Así que me fui a estudiar a Caracas mientras algo se me ocurría y volvió a aparecer mi cuerpo. Le dieron una paliza a uno de mis mejores amigos por intentar defenderme y a la siguiente semana, luego de una audición espantosa, la directora del grupo de teatro de la universidad, junto a una sarta de inexpertos en materia de actuación, decidió aceptarme. Estuve cuatro años intentando aprender, en vano, que podía respirar mejor, que cada uno de mis órganos tenía un sentido y que podía dirigir –y digerir– las emociones a mi antojo, para encarnar personajes y situaciones según la conveniencia del caso. Nunca más volví a pelear.
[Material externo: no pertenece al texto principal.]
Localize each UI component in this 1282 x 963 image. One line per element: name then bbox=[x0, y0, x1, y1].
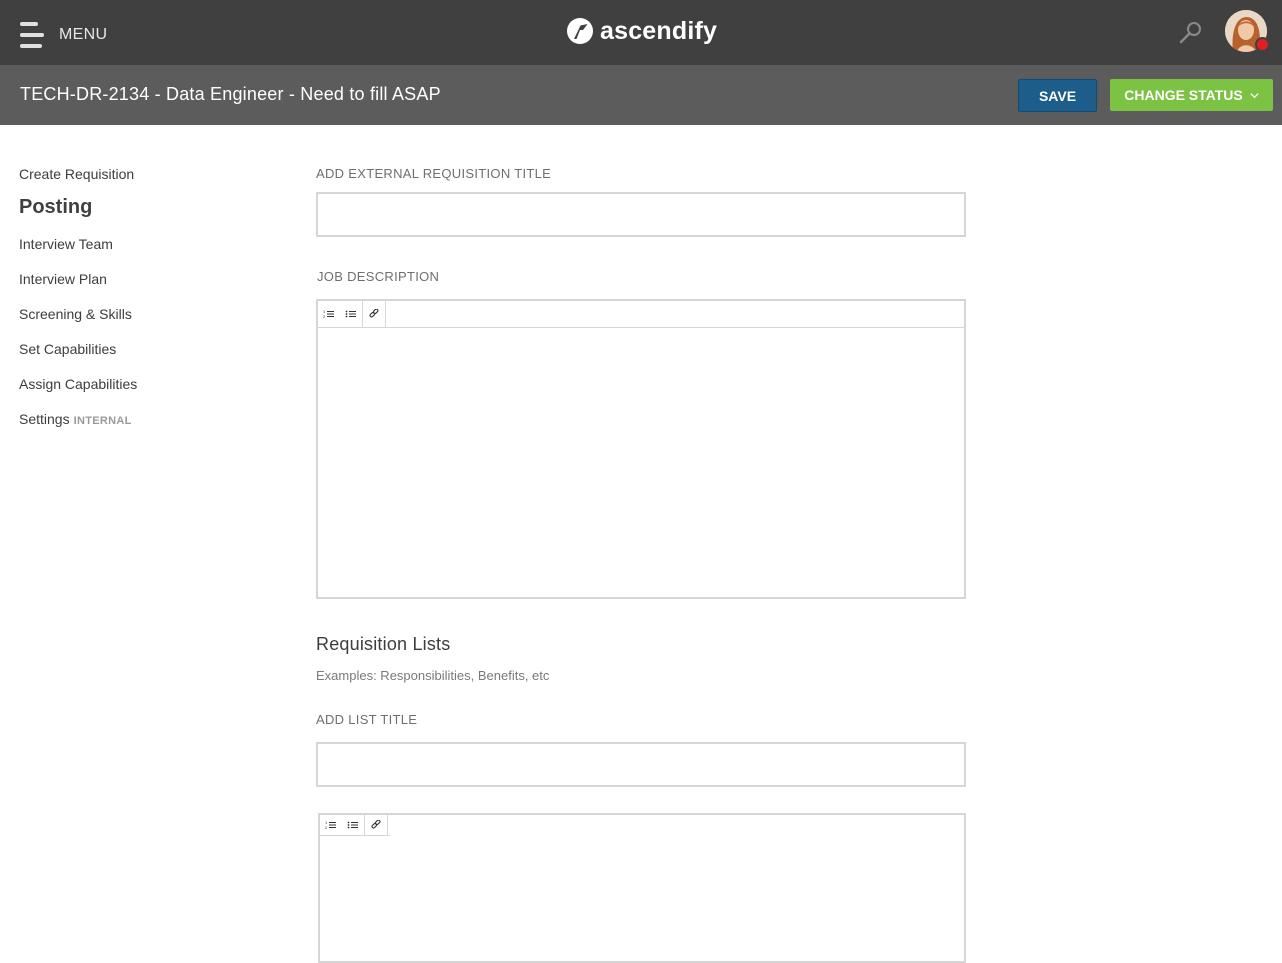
link-icon[interactable] bbox=[363, 301, 385, 327]
chevron-down-icon bbox=[1250, 92, 1259, 98]
menu-icon[interactable] bbox=[20, 22, 44, 48]
job-description-label: JOB DESCRIPTION bbox=[317, 269, 440, 284]
ordered-list-icon[interactable]: 12 bbox=[320, 815, 342, 835]
notification-dot bbox=[1255, 37, 1270, 52]
nav-set-capabilities[interactable]: Set Capabilities bbox=[19, 341, 116, 357]
nav-interview-plan[interactable]: Interview Plan bbox=[19, 271, 107, 287]
change-status-label: CHANGE STATUS bbox=[1124, 87, 1243, 103]
toolbar-divider bbox=[318, 327, 964, 328]
requisition-lists-heading: Requisition Lists bbox=[316, 634, 451, 654]
job-description-editor[interactable]: 12 bbox=[316, 299, 966, 599]
external-title-input[interactable] bbox=[316, 192, 966, 237]
external-title-label: ADD EXTERNAL REQUISITION TITLE bbox=[316, 166, 552, 181]
toolbar-divider bbox=[320, 835, 390, 836]
list-title-label: ADD LIST TITLE bbox=[316, 712, 418, 727]
list-items-editor[interactable]: 12 bbox=[318, 813, 966, 963]
menu-label[interactable]: MENU bbox=[59, 26, 107, 44]
nav-screening-skills[interactable]: Screening & Skills bbox=[19, 306, 132, 322]
nav-settings-label: Settings bbox=[19, 411, 70, 427]
nav-settings[interactable]: Settings INTERNAL bbox=[19, 411, 132, 427]
save-button[interactable]: SAVE bbox=[1018, 79, 1097, 112]
internal-badge: INTERNAL bbox=[73, 415, 132, 427]
search-icon[interactable] bbox=[1178, 20, 1204, 46]
svg-text:2: 2 bbox=[325, 825, 328, 830]
brand-logo-icon bbox=[567, 18, 593, 44]
change-status-button[interactable]: CHANGE STATUS bbox=[1110, 79, 1273, 111]
job-description-toolbar: 12 bbox=[318, 301, 386, 327]
brand-name: ascendify bbox=[600, 16, 718, 45]
nav-assign-capabilities[interactable]: Assign Capabilities bbox=[19, 376, 137, 392]
nav-create-requisition[interactable]: Create Requisition bbox=[19, 166, 134, 182]
svg-text:2: 2 bbox=[323, 314, 326, 319]
brand-logo[interactable]: ascendify bbox=[567, 16, 717, 46]
unordered-list-icon[interactable] bbox=[340, 301, 362, 327]
requisition-lists-hint: Examples: Responsibilities, Benefits, et… bbox=[316, 668, 550, 683]
nav-posting[interactable]: Posting bbox=[19, 196, 92, 219]
ordered-list-icon[interactable]: 12 bbox=[318, 301, 340, 327]
link-icon[interactable] bbox=[365, 815, 387, 835]
unordered-list-icon[interactable] bbox=[342, 815, 364, 835]
list-title-input[interactable] bbox=[316, 742, 966, 787]
page-title: TECH-DR-2134 - Data Engineer - Need to f… bbox=[20, 84, 441, 104]
list-items-toolbar: 12 bbox=[320, 815, 388, 835]
nav-interview-team[interactable]: Interview Team bbox=[19, 236, 113, 252]
toolbar-separator bbox=[387, 815, 388, 835]
toolbar-separator bbox=[385, 301, 386, 327]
Lo que son las cosas, mi despedida de ese grupo teatral se dio con la representación fallida de un boxeador. La obra era una adaptación de Poderosa Afrodita, la película de Woody Allen, y jamás llegué al estreno por motivos que ahora no recuerdo. Habían pasado apenas seis o siete años desde mi deseo abandonado por golpear sacos y saltar cuerdas, y hasta entonces había aprendido algunas cosas, más cerca del lenguaje y sus poderes, del cuerpo y su poder, de mi futuro y una nueva utilización del lenguaje y el cuerpo, incluyendo la voz, mis dos instrumentos favoritos, que me hacían pensar en que la mujer, aquello que me gustaba menos que el fútbol, pero más que el boxeo, debía conocer de cerca y de la mejor manera. Como si dirigir las emociones de mi cuerpo y proyectarlas, hacerlas en la humanidad de otra persona, fuera algo realmente posible.
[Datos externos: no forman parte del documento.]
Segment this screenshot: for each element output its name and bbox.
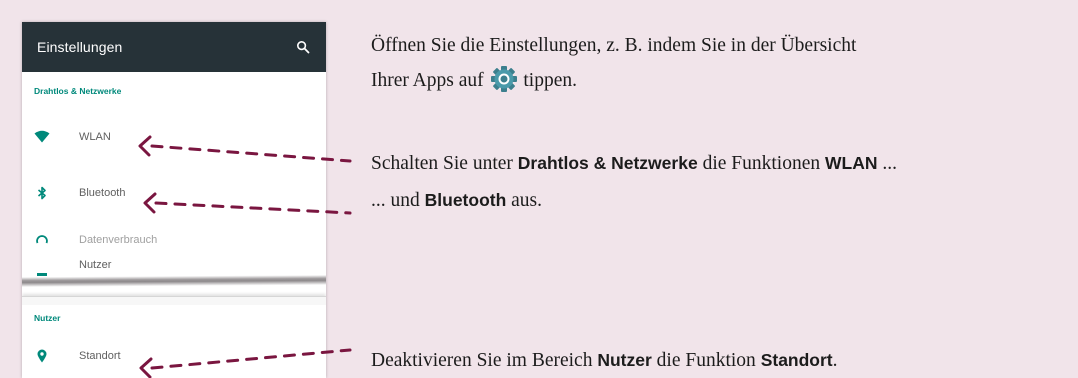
app-bar: Einstellungen <box>22 22 326 72</box>
instruction-bold: Standort <box>760 350 833 370</box>
app-bar-title: Einstellungen <box>37 39 123 55</box>
instruction-bold: Nutzer <box>597 350 652 370</box>
instruction-text-line2: Ihrer Apps auf tippen. <box>371 63 1064 98</box>
settings-row-wlan[interactable]: WLAN <box>22 122 326 152</box>
wifi-icon <box>34 129 50 145</box>
instruction-text: tippen. <box>518 70 578 91</box>
search-icon[interactable] <box>296 40 310 54</box>
instruction-text: ... <box>877 153 897 174</box>
location-pin-icon <box>34 348 50 364</box>
settings-row-label: Nutzer <box>79 259 112 271</box>
settings-row-bluetooth[interactable]: Bluetooth <box>22 178 326 208</box>
bluetooth-icon <box>34 185 50 201</box>
instruction-text: Ihrer Apps auf <box>371 70 489 91</box>
instruction-step-location: Deaktivieren Sie im Bereich Nutzer die F… <box>371 343 1064 378</box>
instruction-text: Öffnen Sie die Einstellungen, z. B. inde… <box>371 35 857 56</box>
settings-row-label: Bluetooth <box>79 187 126 199</box>
instruction-bold: Drahtlos & Netzwerke <box>517 153 698 173</box>
instruction-text: aus. <box>506 190 543 211</box>
section-gap <box>22 297 326 305</box>
instruction-step-wlan: Schalten Sie unter Drahtlos & Netzwerke … <box>371 146 1064 181</box>
settings-row-location[interactable]: Standort <box>22 341 326 371</box>
person-icon <box>34 262 50 278</box>
instruction-text: Deaktivieren Sie im Bereich <box>371 350 598 371</box>
settings-gear-icon <box>489 65 519 93</box>
settings-screenshot: Einstellungen Drahtlos & Netzwerke WLAN … <box>22 22 326 378</box>
instruction-text: die Funktion <box>651 350 761 371</box>
settings-row-label: Standort <box>79 350 121 362</box>
instruction-step-open-settings: Öffnen Sie die Einstellungen, z. B. inde… <box>371 28 1064 98</box>
instruction-bold: WLAN <box>824 153 878 173</box>
settings-row-label: Datenverbrauch <box>79 234 158 246</box>
instruction-bold: Bluetooth <box>424 190 507 210</box>
instruction-step-bluetooth: ... und Bluetooth aus. <box>371 183 1064 218</box>
section-header-user: Nutzer <box>34 313 61 323</box>
data-usage-icon <box>34 233 50 249</box>
instruction-text: die Funktionen <box>697 153 825 174</box>
settings-row-data-usage[interactable]: Datenverbrauch <box>22 230 326 252</box>
instruction-text: . <box>832 350 838 371</box>
lower-settings-pane: Nutzer Standort <box>22 296 326 378</box>
settings-row-label: WLAN <box>79 131 111 143</box>
screenshot-tear-divider <box>22 274 326 288</box>
instruction-text: ... und <box>371 190 425 211</box>
instruction-text: Schalten Sie unter <box>371 153 518 174</box>
section-header-wireless: Drahtlos & Netzwerke <box>34 86 122 96</box>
Hoy he abandonado el teatro y aunque soy capaz de mirar una pelea de boxeo hasta el último round y acelerar mi respiración sin apostar, no me interesa en lo más mínimo acercarme a un ensogado. He intentado aproximarme al Yoga, a la meditación, volver al fútbol como un aficionado toca su instrumento a solas, he hablado delante de miles de personas, he hecho el amor con decenas de mujeres, me he lesionado en accidentes de tránsito, en accidentes con copas, en accidentes tontos, he caminado kilómetros para conocer mejor un lugar, he bailado salsa en muchos locales y me he convencido de que el cerebro es importante, pero es el cuerpo en su conjunto lo que resulta fundamental.
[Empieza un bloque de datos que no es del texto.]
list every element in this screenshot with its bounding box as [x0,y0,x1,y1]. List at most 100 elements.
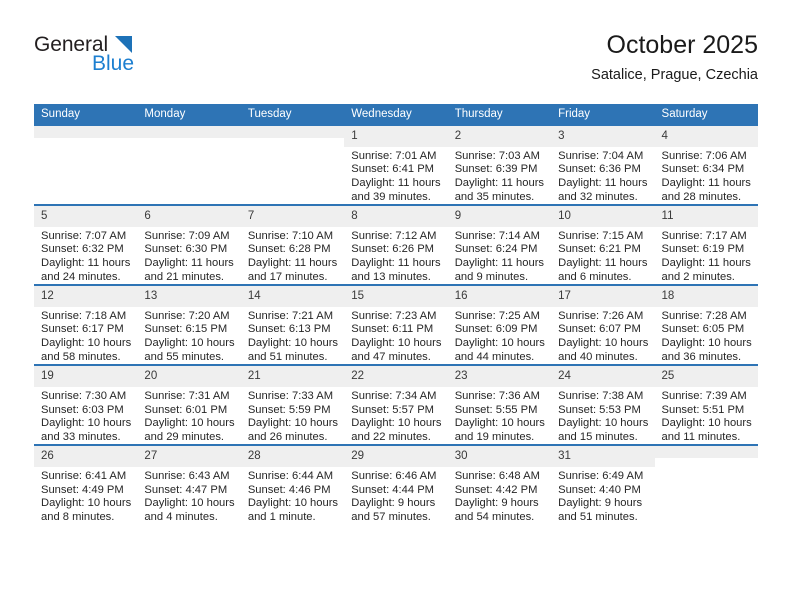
calendar-day-cell[interactable]: 13 Sunrise: 7:20 AM Sunset: 6:15 PM Dayligh… [137,284,241,366]
calendar-day-cell[interactable]: 9 Sunrise: 7:14 AM Sunset: 6:24 PM Daylight… [447,204,552,286]
sunset-time: Sunset: 5:53 PM [558,403,641,416]
day-details: Sunrise: 7:12 AM Sunset: 6:26 PM Daylight:… [344,227,447,284]
sunset-time: Sunset: 4:42 PM [454,483,538,496]
daylight-duration-line1: Daylight: 9 hours [454,497,539,510]
calendar-day-cell[interactable]: 3 Sunrise: 7:04 AM Sunset: 6:36 PM Daylight… [551,126,655,206]
calendar-day-cell[interactable]: 25 Sunrise: 7:39 AM Sunset: 5:51 PM Dayligh… [654,364,758,446]
sunset-time: Sunset: 5:57 PM [351,403,434,416]
calendar-day-cell[interactable]: 1 Sunrise: 7:01 AM Sunset: 6:41 PM Daylight… [344,126,448,206]
calendar-day-cell[interactable]: 16 Sunrise: 7:25 AM Sunset: 6:09 PM Dayligh… [447,284,552,366]
daylight-duration-line2: and 58 minutes. [41,350,121,363]
calendar-week-row: 26 Sunrise: 6:41 AM Sunset: 4:49 PM Dayligh… [34,444,758,525]
day-details: Sunrise: 7:21 AM Sunset: 6:13 PM Daylight:… [241,307,344,364]
sunset-time: Sunset: 4:40 PM [558,483,641,496]
calendar-day-cell[interactable]: 18 Sunrise: 7:28 AM Sunset: 6:05 PM Dayligh… [654,284,758,366]
sunrise-time: Sunrise: 7:30 AM [41,389,127,402]
day-details: Sunrise: 7:17 AM Sunset: 6:19 PM Daylight:… [655,227,758,284]
calendar-day-cell[interactable]: 22 Sunrise: 7:34 AM Sunset: 5:57 PM Dayligh… [344,364,448,446]
day-number: 30 [447,446,552,467]
calendar-day-cell[interactable]: 2 Sunrise: 7:03 AM Sunset: 6:39 PM Daylight… [447,126,552,206]
daylight-duration-line2: and 19 minutes. [454,430,535,443]
calendar-day-cell[interactable]: 5 Sunrise: 7:07 AM Sunset: 6:32 PM Daylight… [34,204,138,286]
sunrise-time: Sunrise: 7:06 AM [661,149,747,162]
daylight-duration-line2: and 39 minutes. [351,190,431,203]
sunrise-time: Sunrise: 7:12 AM [351,229,437,242]
calendar-day-cell[interactable]: 28 Sunrise: 6:44 AM Sunset: 4:46 PM Dayligh… [240,444,345,525]
page-title: October 2025 [606,31,759,59]
daylight-duration-line1: Daylight: 10 hours [247,497,339,510]
sunset-time: Sunset: 6:21 PM [558,243,641,256]
day-details: Sunrise: 7:01 AM Sunset: 6:41 PM Daylight:… [344,147,447,204]
daylight-duration-line2: and 47 minutes. [351,350,431,363]
day-details: Sunrise: 7:36 AM Sunset: 5:55 PM Daylight:… [448,387,551,444]
calendar-day-cell[interactable]: 24 Sunrise: 7:38 AM Sunset: 5:53 PM Dayligh… [551,364,655,446]
calendar-day-cell[interactable]: 26 Sunrise: 6:41 AM Sunset: 4:49 PM Dayligh… [34,444,138,525]
day-details: Sunrise: 7:28 AM Sunset: 6:05 PM Daylight:… [655,307,758,364]
day-number [240,126,345,139]
day-number: 10 [551,206,655,227]
day-number: 28 [240,446,345,467]
sunset-time: Sunset: 6:24 PM [454,243,538,256]
calendar-week-row: 1 Sunrise: 7:01 AM Sunset: 6:41 PM Daylight… [34,126,758,206]
calendar-day-cell[interactable]: 4 Sunrise: 7:06 AM Sunset: 6:34 PM Daylight… [654,126,758,206]
calendar-day-cell[interactable]: 19 Sunrise: 7:30 AM Sunset: 6:03 PM Dayligh… [34,364,138,446]
page-header: General Blue October 2025 Satalice, Prag… [34,30,758,92]
sunrise-time: Sunrise: 7:15 AM [558,229,644,242]
calendar-day-cell[interactable]: 10 Sunrise: 7:15 AM Sunset: 6:21 PM Dayligh… [551,204,655,286]
calendar-day-cell[interactable]: 15 Sunrise: 7:23 AM Sunset: 6:11 PM Dayligh… [344,284,448,366]
calendar-day-cell[interactable]: 11 Sunrise: 7:17 AM Sunset: 6:19 PM Dayligh… [654,204,758,286]
sunrise-time: Sunrise: 7:01 AM [351,149,437,162]
day-details: Sunrise: 7:09 AM Sunset: 6:30 PM Daylight:… [137,227,240,284]
day-details: Sunrise: 7:20 AM Sunset: 6:15 PM Daylight:… [137,307,240,364]
calendar-day-cell[interactable]: 27 Sunrise: 6:43 AM Sunset: 4:47 PM Dayligh… [137,444,241,525]
sunset-time: Sunset: 6:09 PM [454,323,538,336]
day-details: Sunrise: 7:39 AM Sunset: 5:51 PM Daylight:… [655,387,758,444]
calendar-day-cell[interactable]: 17 Sunrise: 7:26 AM Sunset: 6:07 PM Dayligh… [551,284,655,366]
sunrise-time: Sunrise: 7:20 AM [144,309,230,322]
calendar-day-cell[interactable]: 12 Sunrise: 7:18 AM Sunset: 6:17 PM Dayligh… [34,284,138,366]
day-number: 9 [447,206,552,227]
calendar-day-cell[interactable]: 14 Sunrise: 7:21 AM Sunset: 6:13 PM Dayligh… [240,284,345,366]
day-number: 2 [447,126,552,147]
day-details: Sunrise: 6:43 AM Sunset: 4:47 PM Daylight:… [137,467,240,524]
weekday-header-saturday: Saturday [654,104,758,127]
sunrise-time: Sunrise: 7:26 AM [558,309,644,322]
daylight-duration-line1: Daylight: 10 hours [661,417,752,430]
calendar-day-cell[interactable]: 7 Sunrise: 7:10 AM Sunset: 6:28 PM Daylight… [240,204,345,286]
calendar-day-cell[interactable]: 21 Sunrise: 7:33 AM Sunset: 5:59 PM Dayligh… [240,364,345,446]
day-details: Sunrise: 7:18 AM Sunset: 6:17 PM Daylight:… [34,307,137,364]
day-details: Sunrise: 7:04 AM Sunset: 6:36 PM Daylight:… [551,147,654,204]
calendar-day-cell[interactable]: 30 Sunrise: 6:48 AM Sunset: 4:42 PM Dayligh… [447,444,552,525]
sunset-time: Sunset: 6:15 PM [144,323,228,336]
calendar-day-cell[interactable]: 6 Sunrise: 7:09 AM Sunset: 6:30 PM Daylight… [137,204,241,286]
calendar-week-row: 19 Sunrise: 7:30 AM Sunset: 6:03 PM Dayligh… [34,364,758,446]
sunrise-time: Sunrise: 7:23 AM [351,309,437,322]
calendar-day-cell-empty [240,126,345,206]
sunset-time: Sunset: 6:17 PM [41,323,124,336]
day-details: Sunrise: 6:41 AM Sunset: 4:49 PM Daylight:… [34,467,137,524]
calendar-day-cell[interactable]: 29 Sunrise: 6:46 AM Sunset: 4:44 PM Dayligh… [344,444,448,525]
sunrise-time: Sunrise: 7:34 AM [351,389,437,402]
daylight-duration-line1: Daylight: 11 hours [454,257,545,270]
sunrise-time: Sunrise: 7:14 AM [454,229,540,242]
daylight-duration-line2: and 15 minutes. [558,430,638,443]
daylight-duration-line2: and 51 minutes. [247,350,328,363]
sunset-time: Sunset: 6:19 PM [661,243,745,256]
sunset-time: Sunset: 5:51 PM [661,403,745,416]
daylight-duration-line1: Daylight: 10 hours [247,337,339,350]
daylight-duration-line1: Daylight: 11 hours [41,257,131,270]
day-details: Sunrise: 7:23 AM Sunset: 6:11 PM Daylight:… [344,307,447,364]
sunset-time: Sunset: 4:44 PM [351,483,434,496]
calendar-body: 1 Sunrise: 7:01 AM Sunset: 6:41 PM Daylight… [34,126,758,525]
calendar-day-cell[interactable]: 23 Sunrise: 7:36 AM Sunset: 5:55 PM Dayligh… [447,364,552,446]
title-block: October 2025 Satalice, Prague, Czechia [591,30,758,85]
daylight-duration-line1: Daylight: 10 hours [558,337,649,350]
daylight-duration-line1: Daylight: 10 hours [558,417,649,430]
calendar-day-cell[interactable]: 31 Sunrise: 6:49 AM Sunset: 4:40 PM Dayligh… [551,444,655,525]
day-number: 16 [447,286,552,307]
daylight-duration-line1: Daylight: 11 hours [454,177,545,190]
weekday-header-thursday: Thursday [447,104,552,127]
calendar-day-cell[interactable]: 8 Sunrise: 7:12 AM Sunset: 6:26 PM Daylight… [344,204,448,286]
calendar-day-cell[interactable]: 20 Sunrise: 7:31 AM Sunset: 6:01 PM Dayligh… [137,364,241,446]
daylight-duration-line1: Daylight: 10 hours [41,497,132,510]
Sin embargo, y me perdonan la cursilería, el desarrollo del tema es libre y a veces no es posible dirigir –y digerir– los sentimientos del cuerpo: no fue si no hasta que miré a mi hija respirar, detenidamente, una y otra vez, y me detuve en su abdomen, que se hinchaba y se desinflaba tantas veces por minuto, cuando entendí la importancia de ese poder que tienen la carne, los músculos, la sangre, los huesos, y la sutileza que esconden. Describirlo me resulta humanamente imposible, pero juro que me ha hecho llorar en par de ocasiones, algo que no pasó ni con los combates más salvajes en los que me tocó participar, ni con la mejor de mis actuaciones en el teatro.